INFO:    Environment variable SINGULARITYENV_TMPDIR is set, but APPTAINERENV_TMPDIR is preferred
INFO:    Environment variable SINGULARITYENV_NXF_DEBUG is set, but APPTAINERENV_NXF_DEBUG is preferred
[2024-06-10 04:44:35.309] [info] Running: "duplex" "-r" "sup@v5.0.0,5mCG_5hmCG" "chunk_pod5/"
[2024-06-10 04:44:35.557] [info] > No duplex pairs file provided, pairing will be performed automatically
[2024-06-10 04:44:44.911] [info] cuda:0 using chunk size 12288, batch size 416
[2024-06-10 04:44:47.953] [info] cuda:0 using chunk size 10000, batch size 2304
[2024-06-10 04:44:48.951] [info] > Starting Stereo Duplex pipeline
[2024-06-10 04:44:48.980] [info] > Reading read channel info
[2024-06-10 04:44:49.604] [info] > Processed read channel info
[2024-06-10 04:54:57.641] [error] basic_string::substr: __pos (which is 68749) > this->size() (which is 10271)

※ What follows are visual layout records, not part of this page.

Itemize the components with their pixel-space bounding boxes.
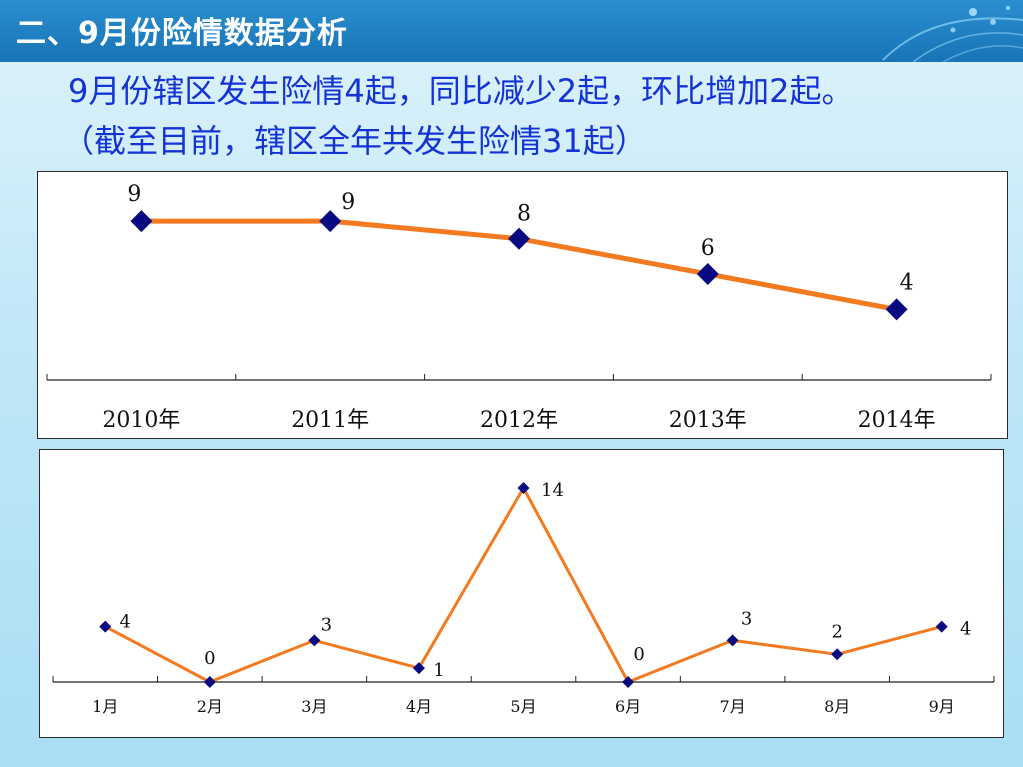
x-tick-label: 2014年 <box>858 408 936 433</box>
x-tick-label: 4月 <box>406 697 432 716</box>
data-point-marker <box>99 620 112 633</box>
monthly-line-chart: 4 0 3 1 14 0 3 2 4 1月 2月 3月 4月 5月 6月 7月 8月 9月 <box>52 480 995 716</box>
data-point-marker <box>508 227 530 250</box>
data-label: 14 <box>541 480 564 501</box>
yearly-line-chart: 9 9 8 6 4 2010年 2011年 2012年 2013年 2014年 <box>46 182 992 433</box>
x-tick-label: 2010年 <box>102 408 180 433</box>
x-tick-label: 2013年 <box>669 408 747 433</box>
data-label: 8 <box>517 202 531 227</box>
data-point-marker <box>308 634 321 647</box>
summary-line-2: （截至目前，辖区全年共发生险情31起） <box>62 122 647 160</box>
data-point-marker <box>622 676 635 688</box>
data-point-marker <box>885 298 908 321</box>
data-point-marker <box>412 662 425 675</box>
data-label: 6 <box>701 236 715 261</box>
monthly-chart-panel: 4 0 3 1 14 0 3 2 4 1月 2月 3月 4月 5月 6月 7月 8月 9月 <box>39 449 1004 738</box>
x-tick-label: 8月 <box>824 697 850 716</box>
data-point-marker <box>130 210 153 233</box>
data-label: 4 <box>120 612 131 633</box>
data-point-marker <box>203 676 216 688</box>
x-tick-label: 2月 <box>197 697 223 716</box>
x-tick-label: 1月 <box>92 697 118 716</box>
summary-line-1: 9月份辖区发生险情4起，同比减少2起，环比增加2起。 <box>68 72 854 110</box>
data-point-marker <box>831 648 844 661</box>
series-line <box>104 486 943 684</box>
data-point-marker <box>696 263 719 286</box>
data-point-marker <box>517 482 530 494</box>
data-label: 4 <box>960 619 971 640</box>
yearly-chart-panel: 9 9 8 6 4 2010年 2011年 2012年 2013年 2014年 <box>37 171 1008 439</box>
data-label: 9 <box>341 190 355 215</box>
data-label: 0 <box>204 648 215 669</box>
data-point-marker <box>726 634 739 647</box>
data-label: 4 <box>900 270 914 295</box>
data-label: 1 <box>433 660 444 681</box>
x-tick-label: 6月 <box>615 697 641 716</box>
x-tick-label: 5月 <box>510 697 536 716</box>
x-tick-label: 7月 <box>720 697 746 716</box>
x-tick-label: 2011年 <box>291 408 369 433</box>
data-label: 0 <box>633 644 644 665</box>
x-tick-label: 2012年 <box>480 408 558 433</box>
page-title: 二、9月份险情数据分析 <box>16 16 348 51</box>
data-label: 9 <box>127 182 141 207</box>
data-label: 3 <box>741 608 752 629</box>
title-bar: 二、9月份险情数据分析 <box>0 0 1023 62</box>
data-point-marker <box>319 210 342 233</box>
decorative-swirl-icon <box>882 6 1023 62</box>
data-label: 2 <box>831 621 842 642</box>
x-tick-label: 9月 <box>929 697 955 716</box>
x-tick-label: 3月 <box>301 697 327 716</box>
data-label: 3 <box>321 614 332 635</box>
data-point-marker <box>935 620 948 633</box>
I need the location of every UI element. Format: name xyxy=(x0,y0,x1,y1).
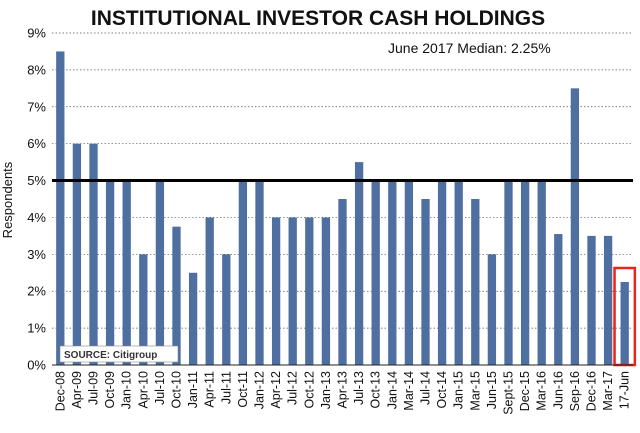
x-tick-label: Oct-13 xyxy=(369,371,383,409)
bar xyxy=(421,199,430,365)
bar xyxy=(487,254,497,365)
x-tick-label: Jul-12 xyxy=(286,371,300,405)
bar xyxy=(537,180,546,365)
y-tick-label: 1% xyxy=(27,321,46,336)
x-tick-label: Oct-12 xyxy=(302,371,316,409)
x-tick-label: Mar-16 xyxy=(535,371,549,411)
x-tick-label: Jan-13 xyxy=(319,371,333,409)
bar xyxy=(454,180,463,365)
bars xyxy=(56,51,629,365)
bar xyxy=(205,217,214,365)
median-annotation: June 2017 Median: 2.25% xyxy=(388,40,551,56)
chart-title: INSTITUTIONAL INVESTOR CASH HOLDINGS xyxy=(91,7,545,30)
bar xyxy=(354,162,364,365)
x-tick-label: Mar-14 xyxy=(402,371,416,411)
bar xyxy=(122,180,131,365)
y-tick-label: 6% xyxy=(27,136,46,151)
x-tick-label: Jun-15 xyxy=(485,371,499,409)
x-tick-label: Jan-15 xyxy=(452,371,466,409)
x-tick-label: Mar-17 xyxy=(601,371,615,411)
x-tick-label: Dec-08 xyxy=(53,371,67,411)
x-tick-label: Oct-14 xyxy=(435,371,449,409)
bar xyxy=(504,180,513,365)
bar xyxy=(570,88,580,365)
x-tick-label: Jun-16 xyxy=(551,371,565,409)
x-tick-label: Jul-09 xyxy=(87,371,101,405)
bar xyxy=(388,180,397,365)
bar xyxy=(89,143,98,365)
bar xyxy=(56,51,65,365)
x-tick-label: Apr-09 xyxy=(70,371,84,409)
bar xyxy=(437,180,447,365)
bar xyxy=(188,272,198,365)
source-box: SOURCE: Citigroup xyxy=(59,345,179,363)
y-tick-labels: 0% 1% 2% 3% 4% 5% 6% 7% 8% 9% xyxy=(27,26,46,373)
bar xyxy=(321,217,331,365)
bar xyxy=(222,254,231,365)
x-tick-label: Apr-11 xyxy=(203,371,217,408)
x-tick-labels: Dec-08 Apr-09 Jul-09 Oct-09 Jan-10 Apr-10 Jul-… xyxy=(53,371,631,415)
x-tick-label: Mar-15 xyxy=(468,371,482,411)
bar xyxy=(305,217,314,365)
x-tick-label: Oct-10 xyxy=(170,371,184,409)
y-tick-label: 7% xyxy=(27,99,46,114)
x-tick-label: Jan-10 xyxy=(120,371,134,409)
bar xyxy=(139,254,148,365)
x-tick-label: Sept-15 xyxy=(502,371,516,415)
x-tick-label: Apr-12 xyxy=(269,371,283,409)
x-tick-label: Oct-09 xyxy=(103,371,117,409)
x-tick-label: Jan-12 xyxy=(253,371,267,409)
x-tick-label: Jan-11 xyxy=(186,371,200,408)
y-tick-label: 3% xyxy=(27,247,46,262)
bar xyxy=(620,282,629,365)
bar xyxy=(603,235,613,365)
y-tick-label: 4% xyxy=(27,210,46,225)
x-tick-label: Sep-16 xyxy=(568,371,582,411)
bar xyxy=(404,180,414,365)
x-tick-label: Oct-11 xyxy=(236,371,250,408)
x-tick-label: Apr-10 xyxy=(136,371,150,409)
bar xyxy=(554,234,563,365)
bar xyxy=(520,180,530,365)
x-tick-label: Jul-14 xyxy=(419,371,433,405)
bar xyxy=(271,217,281,365)
x-tick-label: Jan-14 xyxy=(385,371,399,409)
bar xyxy=(238,180,248,365)
x-tick-label: Jul-11 xyxy=(219,371,233,404)
x-tick-label: Jul-13 xyxy=(352,371,366,405)
y-tick-label: 5% xyxy=(27,173,46,188)
bar xyxy=(288,217,297,365)
x-tick-label: Jul-10 xyxy=(153,371,167,405)
y-tick-label: 0% xyxy=(27,358,46,373)
bar xyxy=(255,180,264,365)
bar xyxy=(155,180,165,365)
bar xyxy=(471,199,480,365)
bar xyxy=(172,226,181,365)
x-tick-label: Dec-15 xyxy=(518,371,532,411)
x-tick-label: Apr-13 xyxy=(336,371,350,409)
y-axis-label: Respondents xyxy=(0,161,15,238)
bar xyxy=(105,180,115,365)
bar xyxy=(371,180,380,365)
y-tick-label: 8% xyxy=(27,62,46,77)
bar xyxy=(72,143,82,365)
x-tick-label: 17-Jun xyxy=(618,371,632,409)
y-tick-label: 9% xyxy=(27,26,46,41)
source-label: SOURCE: Citigroup xyxy=(64,350,157,361)
y-tick-label: 2% xyxy=(27,284,46,299)
bar xyxy=(587,235,596,365)
x-tick-label: Dec-16 xyxy=(585,371,599,411)
bar xyxy=(338,199,347,365)
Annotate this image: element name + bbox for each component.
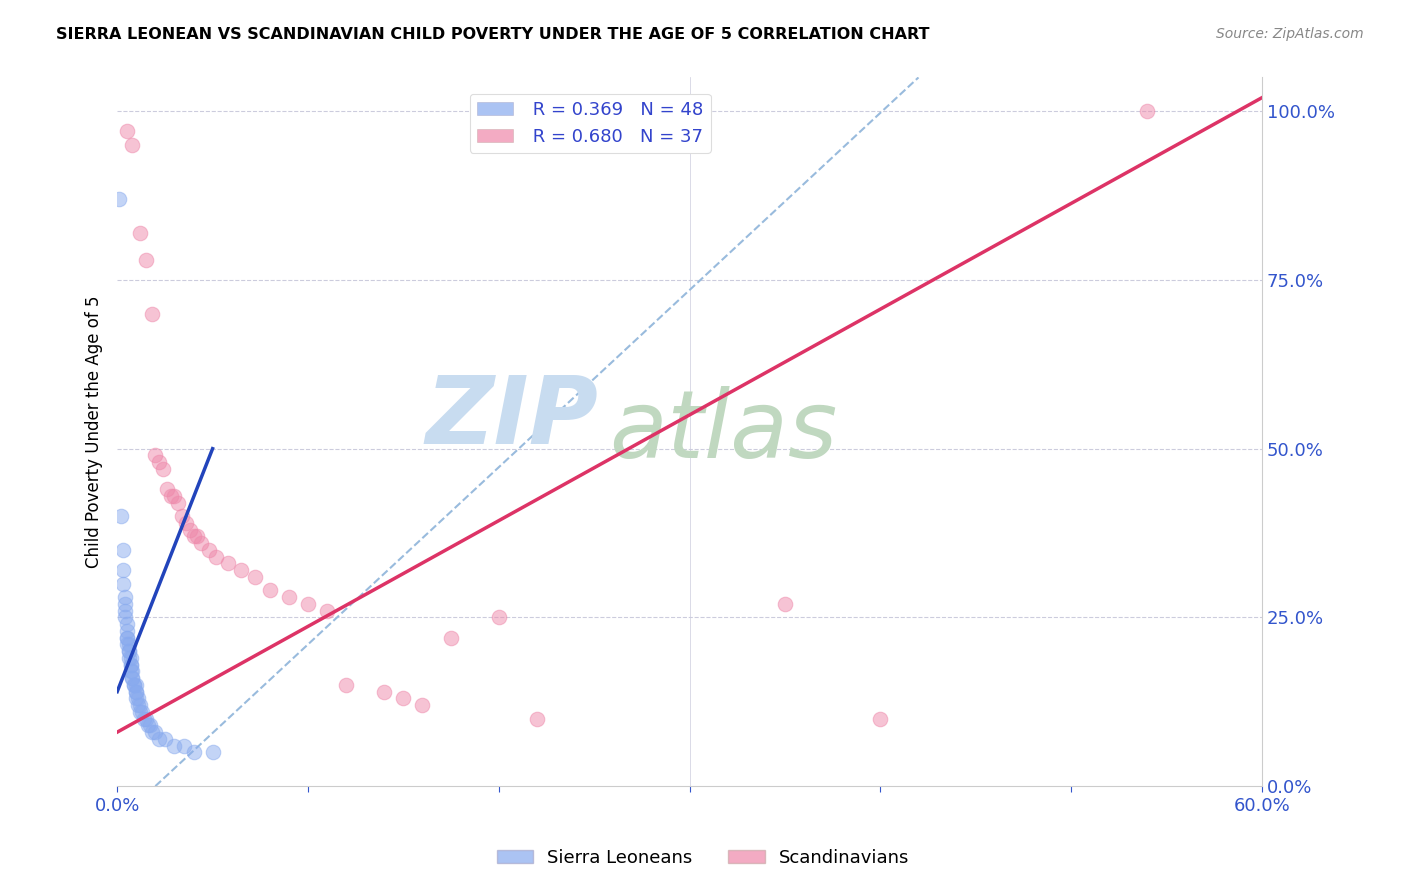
Point: [141, 725, 163, 739]
Point: [114, 590, 136, 604]
Point: [373, 684, 395, 698]
Point: [259, 583, 281, 598]
Text: atlas: atlas: [609, 386, 838, 477]
Point: [132, 712, 155, 726]
Point: [117, 644, 139, 658]
Point: [108, 192, 131, 206]
Point: [115, 631, 138, 645]
Point: [121, 671, 143, 685]
Point: [125, 684, 148, 698]
Point: [174, 516, 197, 530]
Point: [115, 637, 138, 651]
Point: [411, 698, 433, 713]
Point: [186, 529, 208, 543]
Point: [152, 462, 174, 476]
Point: [190, 536, 212, 550]
Point: [392, 691, 415, 706]
Point: [167, 496, 190, 510]
Point: [243, 570, 266, 584]
Text: Source: ZipAtlas.com: Source: ZipAtlas.com: [1216, 27, 1364, 41]
Point: [125, 678, 148, 692]
Point: [115, 624, 138, 638]
Point: [773, 597, 796, 611]
Point: [131, 705, 153, 719]
Point: [129, 705, 152, 719]
Point: [277, 590, 299, 604]
Point: [159, 489, 181, 503]
Point: [231, 563, 253, 577]
Point: [335, 678, 357, 692]
Point: [120, 665, 142, 679]
Point: [121, 671, 143, 685]
Point: [316, 604, 339, 618]
Point: [183, 745, 205, 759]
Legend:  R = 0.369   N = 48,  R = 0.680   N = 37: R = 0.369 N = 48, R = 0.680 N = 37: [470, 94, 711, 153]
Point: [129, 226, 152, 240]
Point: [143, 725, 166, 739]
Point: [114, 597, 136, 611]
Point: [129, 698, 152, 713]
Point: [526, 712, 548, 726]
Point: [120, 657, 142, 672]
Legend: Sierra Leoneans, Scandinavians: Sierra Leoneans, Scandinavians: [489, 842, 917, 874]
Point: [115, 124, 138, 138]
Point: [124, 678, 146, 692]
Point: [148, 455, 170, 469]
Point: [153, 731, 176, 746]
Point: [127, 691, 149, 706]
Point: [114, 610, 136, 624]
Point: [205, 549, 228, 564]
Point: [125, 684, 148, 698]
Point: [197, 542, 219, 557]
Y-axis label: Child Poverty Under the Age of 5: Child Poverty Under the Age of 5: [86, 295, 103, 568]
Point: [141, 307, 163, 321]
Point: [115, 617, 138, 632]
Point: [114, 604, 136, 618]
Point: [117, 644, 139, 658]
Point: [111, 542, 134, 557]
Point: [135, 252, 157, 267]
Point: [156, 482, 179, 496]
Point: [135, 712, 157, 726]
Point: [117, 637, 139, 651]
Point: [115, 631, 138, 645]
Point: [217, 557, 239, 571]
Point: [110, 509, 132, 524]
Point: [163, 489, 186, 503]
Point: [440, 631, 463, 645]
Point: [183, 529, 205, 543]
Text: ZIP: ZIP: [425, 372, 598, 464]
Point: [121, 137, 143, 152]
Point: [127, 698, 149, 713]
Point: [488, 610, 510, 624]
Point: [125, 691, 148, 706]
Point: [148, 731, 170, 746]
Point: [201, 745, 224, 759]
Point: [297, 597, 319, 611]
Point: [120, 657, 142, 672]
Point: [136, 718, 159, 732]
Point: [111, 563, 134, 577]
Point: [173, 739, 195, 753]
Point: [869, 712, 891, 726]
Point: [138, 718, 160, 732]
Text: SIERRA LEONEAN VS SCANDINAVIAN CHILD POVERTY UNDER THE AGE OF 5 CORRELATION CHAR: SIERRA LEONEAN VS SCANDINAVIAN CHILD POV…: [56, 27, 929, 42]
Point: [120, 651, 142, 665]
Point: [124, 678, 146, 692]
Point: [121, 665, 143, 679]
Point: [111, 576, 134, 591]
Point: [163, 739, 186, 753]
Point: [179, 523, 201, 537]
Point: [117, 651, 139, 665]
Point: [143, 449, 166, 463]
Point: [170, 509, 193, 524]
Point: [1136, 104, 1159, 119]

[2024-06-10 04:54:57.644] [error] basic_string::substr: __pos (which is 4989) > this->size() (which is 1334)
[2024-06-10 04:54:58.066] [error] basic_string::substr: __pos (which is 97648) > this->size() (which is 81984)
[2024-06-10 04:54:58.077] [error] basic_string::substr: __pos (which is 23256) > this->size() (which is 12293)
[2024-06-10 04:54:58.430] [error] basic_string::substr: __pos (which is 38729) > this->size() (which is 11909)
[2024-06-10 04:54:58.456] [error] basic_string::substr: __pos (which is 106317) > this->size() (which is 5373)
[2024-06-10 04:54:58.516] [error] basic_string::substr: __pos (which is 73615) > this->size() (which is 15841)
[2024-06-10 04:54:58.926] [error] basic_string::substr: __pos (which is 109256) > this->size() (which is 96938)
[2024-06-10 04:54:58.953] [error] basic_string::substr: __pos (which is 123645) > this->size() (which is 16955)
/scratch-cbe/users/diego.terrones/1_basecalling/16/8687ad76f4ea38655beda31f19667e/.command.sh: line 7: 18969 Segmentation fault      dorado duplex -r sup@v5.0.0,5mCG_5hmCG chunk_pod5/ > R030.basecalls.bam
malton-ont commented 2 weeks ago

Hi @diego-rt. This is the same as 855. Please follow that issue for updates.